Linear-algebraic bath transformation for simulating complex open quantum systems

TL;DR

This paper introduces a linear algebraic bath transformation that simplifies the simulation of complex open quantum systems by converting the star-bath model into multiple weakly-coupled chains, facilitating practical quantum simulations.

Contribution

A novel linear algebraic bath partition strategy that reduces system-bath coupling and transforms the star-bath into multiple weakly-coupled chains for improved simulation.

Findings

Enables practical quantum simulation of complex open systems.

Reduces system-bath coupling strength effectively.

Transforms star-bath into multiple parallel chains.

Abstract

In studying open quantum systems, the environment is often approximated as a collection of non-interacting harmonic oscillators, a configuration also known as the star-bath model. It is also well known that the star-bath can be transformed into a nearest-neighbor interacting chain of oscillators. The chain-bath model has been widely used in renormalization group approaches. The transformation can be obtained by recursion relations or orthogonal polynomials.

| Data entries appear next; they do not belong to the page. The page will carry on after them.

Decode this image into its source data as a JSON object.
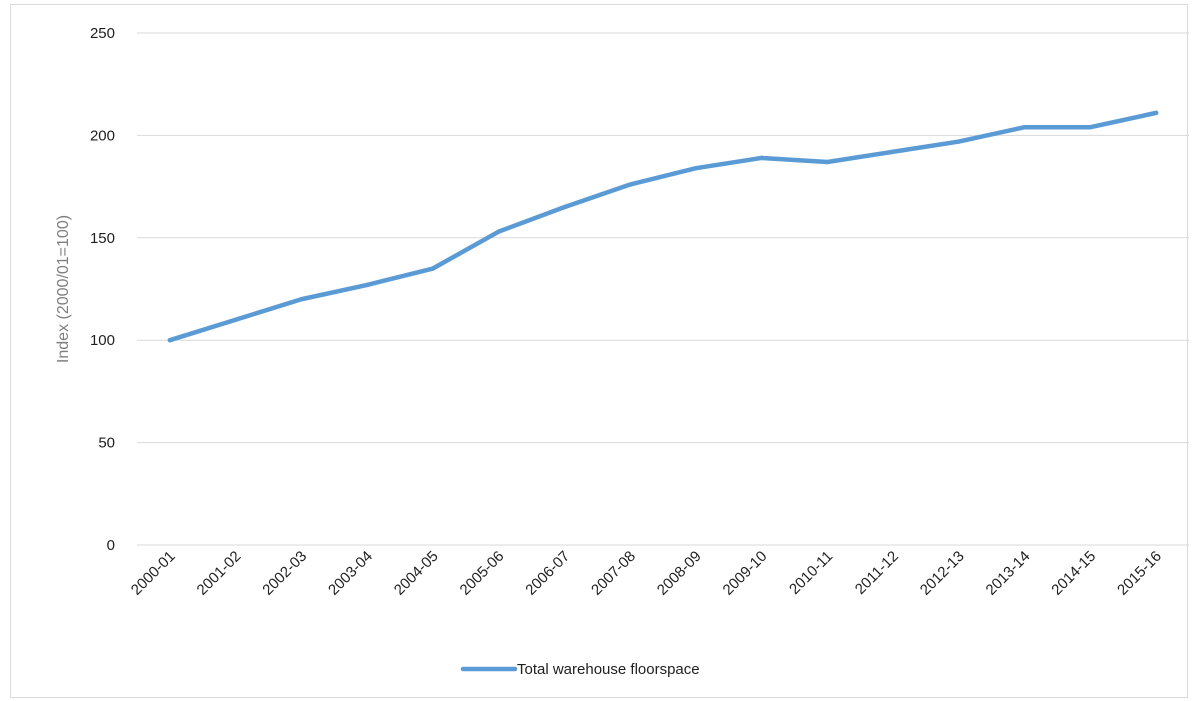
{
  "chart_data": {
    "type": "line",
    "title": "",
    "xlabel": "",
    "ylabel": "Index (2000/01=100)",
    "ylim": [
      0,
      250
    ],
    "yticks": [
      0,
      50,
      100,
      150,
      200,
      250
    ],
    "grid": true,
    "legend_position": "bottom",
    "categories": [
      "2000-01",
      "2001-02",
      "2002-03",
      "2003-04",
      "2004-05",
      "2005-06",
      "2006-07",
      "2007-08",
      "2008-09",
      "2009-10",
      "2010-11",
      "2011-12",
      "2012-13",
      "2013-14",
      "2014-15",
      "2015-16"
    ],
    "series": [
      {
        "name": "Total warehouse floorspace",
        "color": "#5b9bd5",
        "values": [
          100,
          110,
          120,
          127,
          135,
          153,
          165,
          176,
          184,
          189,
          187,
          192,
          197,
          204,
          204,
          211
        ]
      }
    ]
  }
}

Based on a simple linear algebraic approach, we propose a bath partition strategy to reduce the system-bath coupling strength. As a result, the non-interacting star-bath is transformed into a set of weakly-coupled multiple parallel chains. The transformed bath model allows complex problems to be practically implemented on quantum simulators, and it can also be employed in various numerical simulations of open quantum dynamics.